The commissioner found that the majority of the community had lost confidence in the councillors' ability to fulfill their roles and he recommended their dismissal. It was recommended that extra measures be taken to eliminate conflicts of interest in council matters, as well as increasing ease of access to information held by council. The commissioner also recommended consideration of boundary changes or merger opportunities with the neighbouring councils of Manly and Pittwater.

The findings of the inquiry were criticised by the former mayor, Julie Sutton, who said she found the report to be "very, very biased" and the then New South Wales Opposition Leader, John Brogden, who warned that the dismissal should not be used as a back door for amalgamations on the northern beaches or to prevent the elections scheduled for March 2004.

Following the release of the report, Warringah Council was dismissed on 23 July 2003, and Dick Persson AM was appointed Administrator. In September 2004, the administrator requested that his term be extended beyond the next scheduled council elections on 1 August 2005, citing a number of important projects yet to be completed and establishing a change in culture amongst staff at the council. An extension was approved by the governor until the Local Government Elections in September 2008.

===Amalgamation, 2016===
A 2015 review of local government boundaries by the NSW Government Independent Pricing and Regulatory Tribunal recommended that Warringah Council merge with adjoining councils. The government considered three proposals. The first proposed a merger of Manly Council and Mosman councils and parts of Warringah to form a new council with an area of 49 km2 and support a population of approximately 153,000. The second proposed a merger of Pittwater Council and parts of Warringah to form a new council with an area of 214 km2 and support a population of approximately 141,000.

The third proposal, submitted by Warringah Council on 23 February 2016, was for an amalgamation of the Pittwater, Manly and Warringah councils. Of the 44,919 submissions lodged to the Boundaries Commission about all the local government proposals state-wide, 29,189 were from Northern Beaches residents (18,977 were submitted for the third proposal); this meant that the Northern Beaches proposals made up 65% of all submissions. Former Warringah mayor, Michael Regan, noted to the Manly Daily that this was an indication of the level of interest in the Northern Beaches over the future of their local government: "given the choice of splitting the northern beaches or uniting it the community opted for unity", while former Manly mayor, Jean Hay, commented that this interest translated into the final result: "Everyone is passionate about the area and we came out and let the powers-that-be know, [...] It must have made an impact because the minister and the premier looked at what the community told them and it was the majority decision to go with a single council."

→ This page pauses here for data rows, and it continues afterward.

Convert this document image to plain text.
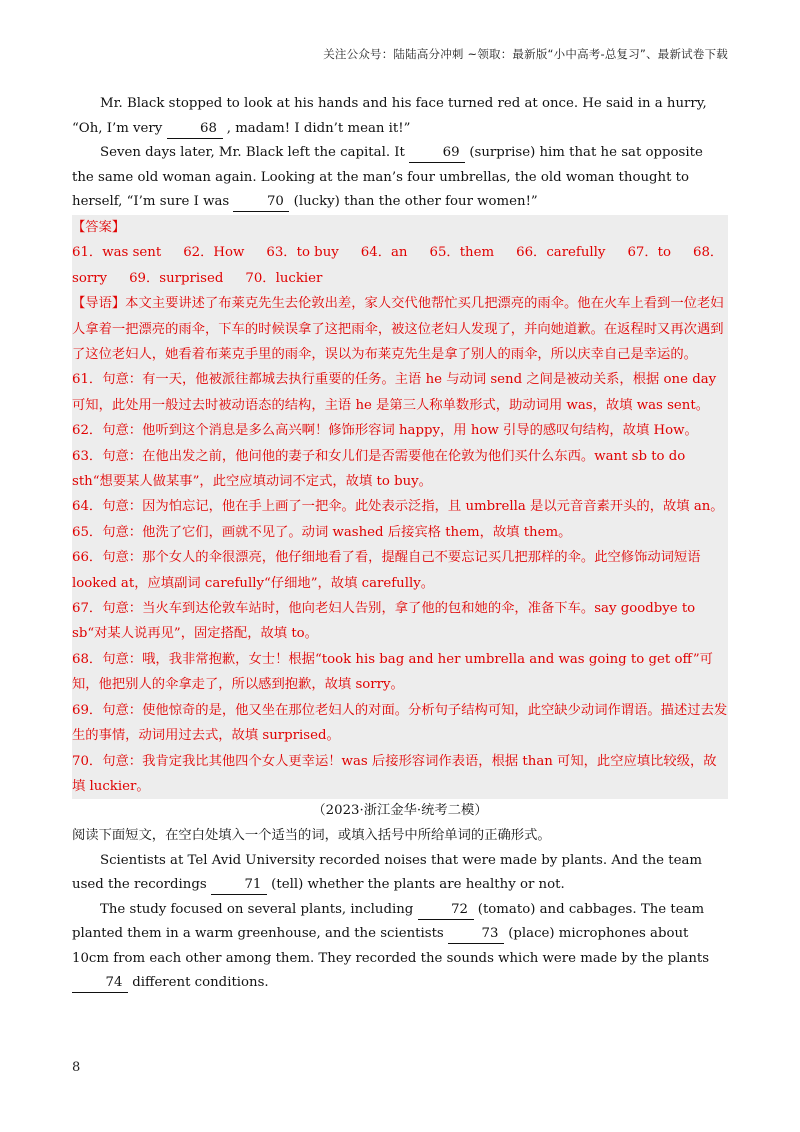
关注公众号：陆陆高分冲刺 ~领取：最新版“小中高考-总复习”、最新试卷下载

Mr. Black stopped to look at his hands and his face turned red at once. He said in a hurry, “Oh, I’m very	68 , madam! I didn’t mean it!”

Seven days later, Mr. Black left the capital. It	69 (surprise) him that he sat opposite the same old woman again. Looking at the man’s four umbrellas, the old woman thought to herself, “I’m sure I was	70 (lucky) than the other four women!”

【答案】

61．was sent 62．How 63．to buy 64．an 65．them 66．carefully 67．to 68．

sorry 69．surprised 70．luckier

【导语】本文主要讲述了布莱克先生去伦敦出差，家人交代他帮忙买几把漂亮的雨伞。他在火车上看到一位老妇人拿着一把漂亮的雨伞，下车的时候误拿了这把雨伞，被这位老妇人发现了，并向她道歉。在返程时又再次遇到了这位老妇人，她看着布莱克手里的雨伞，误以为布莱克先生是拿了别人的雨伞，所以庆幸自己是幸运的。

61．句意：有一天，他被派往都城去执行重要的任务。主语 he 与动词 send 之间是被动关系，根据 one day 可知，此处用一般过去时被动语态的结构，主语 he 是第三人称单数形式，助动词用 was，故填 was sent。

62．句意：他听到这个消息是多么高兴啊！修饰形容词 happy，用 how 引导的感叹句结构，故填 How。

63．句意：在他出发之前，他问他的妻子和女儿们是否需要他在伦敦为他们买什么东西。want sb to do sth“想要某人做某事”，此空应填动词不定式，故填 to buy。

64．句意：因为怕忘记，他在手上画了一把伞。此处表示泛指，且 umbrella 是以元音音素开头的，故填 an。

65．句意：他洗了它们，画就不见了。动词 washed 后接宾格 them，故填 them。

66．句意：那个女人的伞很漂亮，他仔细地看了看，提醒自己不要忘记买几把那样的伞。此空修饰动词短语 looked at，应填副词 carefully“仔细地”，故填 carefully。

67．句意：当火车到达伦敦车站时，他向老妇人告别，拿了他的包和她的伞，准备下车。say goodbye to sb“对某人说再见”，固定搭配，故填 to。

68．句意：哦，我非常抱歉，女士！根据“took his bag and her umbrella and was going to get off”可知，他把别人的伞拿走了，所以感到抱歉，故填 sorry。

69．句意：使他惊奇的是，他又坐在那位老妇人的对面。分析句子结构可知，此空缺少动词作谓语。描述过去发生的事情，动词用过去式，故填 surprised。

70．句意：我肯定我比其他四个女人更幸运！was 后接形容词作表语，根据 than 可知，此空应填比较级，故填 luckier。

（2023·浙江金华·统考二模）

阅读下面短文，在空白处填入一个适当的词，或填入括号中所给单词的正确形式。

Scientists at Tel Avid University recorded noises that were made by plants. And the team used the recordings	71 (tell) whether the plants are healthy or not.

The study focused on several plants, including	72 (tomato) and cabbages. The team planted them in a warm greenhouse, and the scientists	73 (place) microphones about 10cm from each other among them. They recorded the sounds which were made by the plants 74 different conditions.

8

On 12 May 2016, with the release of the Local Government (Council Amalgamations) Proclamation 2016, the Northern Beaches Council was formed from Manly, Pittwater and Warringah councils. The first meeting of the Northern Beaches Council was held at Manly Town Hall on 19 May 2016.

==Awards==
In 2015 Warringah Council won the AR Bluett Award for the second time, Warringah Council first won the award in 1973. This award is known as The greatest accolade a council can achieve.